Grace is spiritual WD-40, or water wings. The mystery of grace is that God loves Henry Kissinger and Vladimir Putin and me exactly as much as He or She loves your new grandchild. Go figure. The movement of grace is what changes us, heals us and heals our world.

To summon grace, say, “Help,” and then buckle up. Grace finds you exactly where you are, but it doesn’t leave you where it found you. And grace won’t look like Casper the Friendly Ghost, regrettably. But the phone will ring or the mail will come and then against all odds, you’ll get your sense of humor about yourself back. Laughter really is carbonated holiness. It helps us breathe again and again and gives us back to ourselves, and this gives us faith in life and each other. And remember — grace always bats last.

 

So I am buckling up and asking for help and I am also taking measures to discover who it is I am meant to be in the world right now and in the future. I am taking an online Self Discovery course by the Chopra Center facilitated by Deepak Chopra.

Speaking of SynchroDestiny; I met Deepak in the winter when I attended his talk on the future of well-being. I also bought his book “You are the Universe.” I was immediately fascinated with the book but it was a slow read for me as I was underlining and using sticky notes and highlighters and then reading and discussing parts of the book with Kirk so that he could help me understand.
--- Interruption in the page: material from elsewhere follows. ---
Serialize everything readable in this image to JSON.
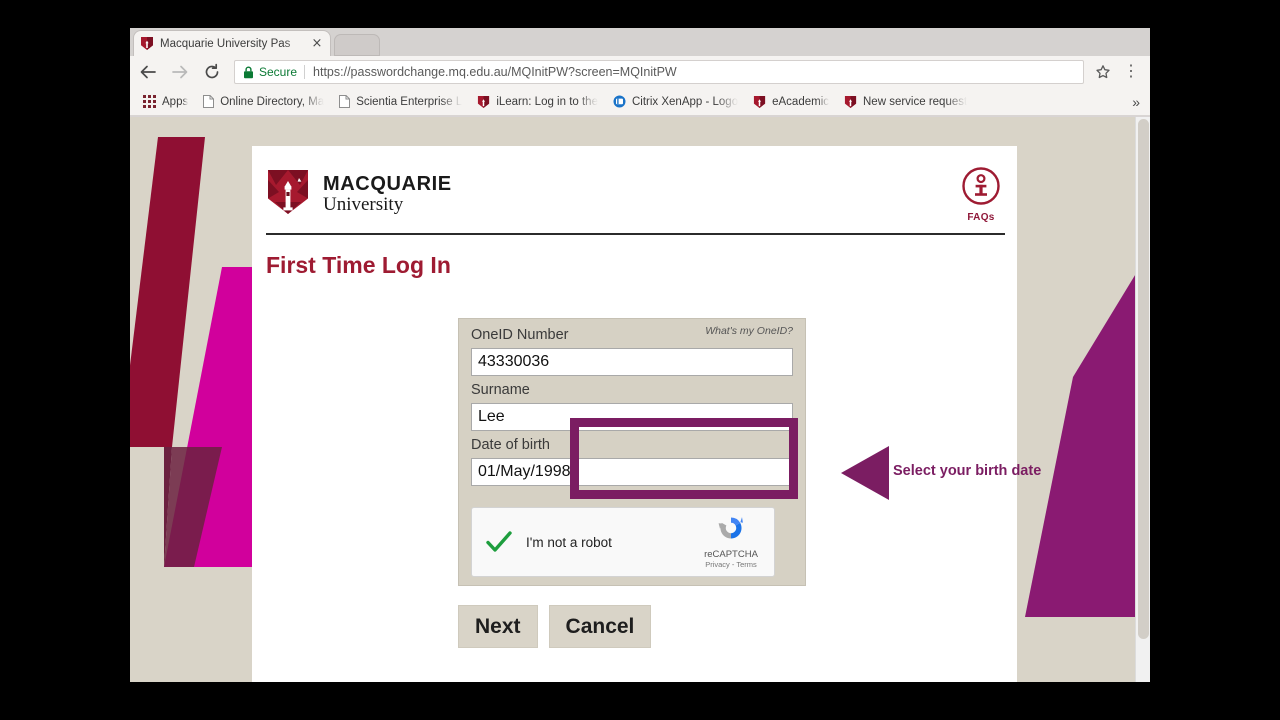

Kirk had a brilliant mind and could grasp a concept much quicker than I could, I always put things through the filter of my heart and maybe that complicates things.

Our natural state is that of joy, creativity and abundance but throughout our lives we are reminded of our limitations and live within those constricted beliefs.

Through this course I am learning to honor my feelings but to let go of old hurt and anger that traps me in old experiences. Our natural state is that of joy, creativity and abundance but throughout our lives we are reminded of our limitations and live within those constricted beliefs. As a young child our lives and the opportunities available to us seem boundless but as we were educated about our limitations our possibilities became narrow and confined. Stored emotional pain can also significantly limit our potential to create and seek unlimited joy. For instance holding unto anger traps us in the past and clouds our perception of unison and doesn’t allow us to see the signs that the universe is offering us.

I know that dealing with the pain and trauma of this loss now is the the very best thing I can do for myself, my children and my emotional and spiritual well being. Otherwise I run the risk that the pain will resurface as aggravated poison at an equally inopportune time-showing up as hostility, anger, anxiety or fear. My goal is to deal with the feelings now as they come and begin to slowly take those hard steps towards emotional freedom. If I allow myself to let my mind take over I very quickly find myself trapped in a Karmic prison, a prison with no walls or locks but the trappings of my own terrified mind.

I am also taking a 3 day Meditation course at Lifestyle Meditation, to learn to fully integrate meditation into my lifestyle. Meditation has been a go to for me for awhile now, saving me from myself on several occasions; but I would like to fully immerse myself in the experience of meditation and mindfulness and connect to the science and philosophy in a solid way so that I can not only continue to evolve in my own personal practice but I can confidently influence others that can benefit from incorporating meditation and mindfulness techniques in their own lives and wellness.

Often what we are searching for is searching for us as well and I believe that grace is seeking me and I am indeed seeking grace.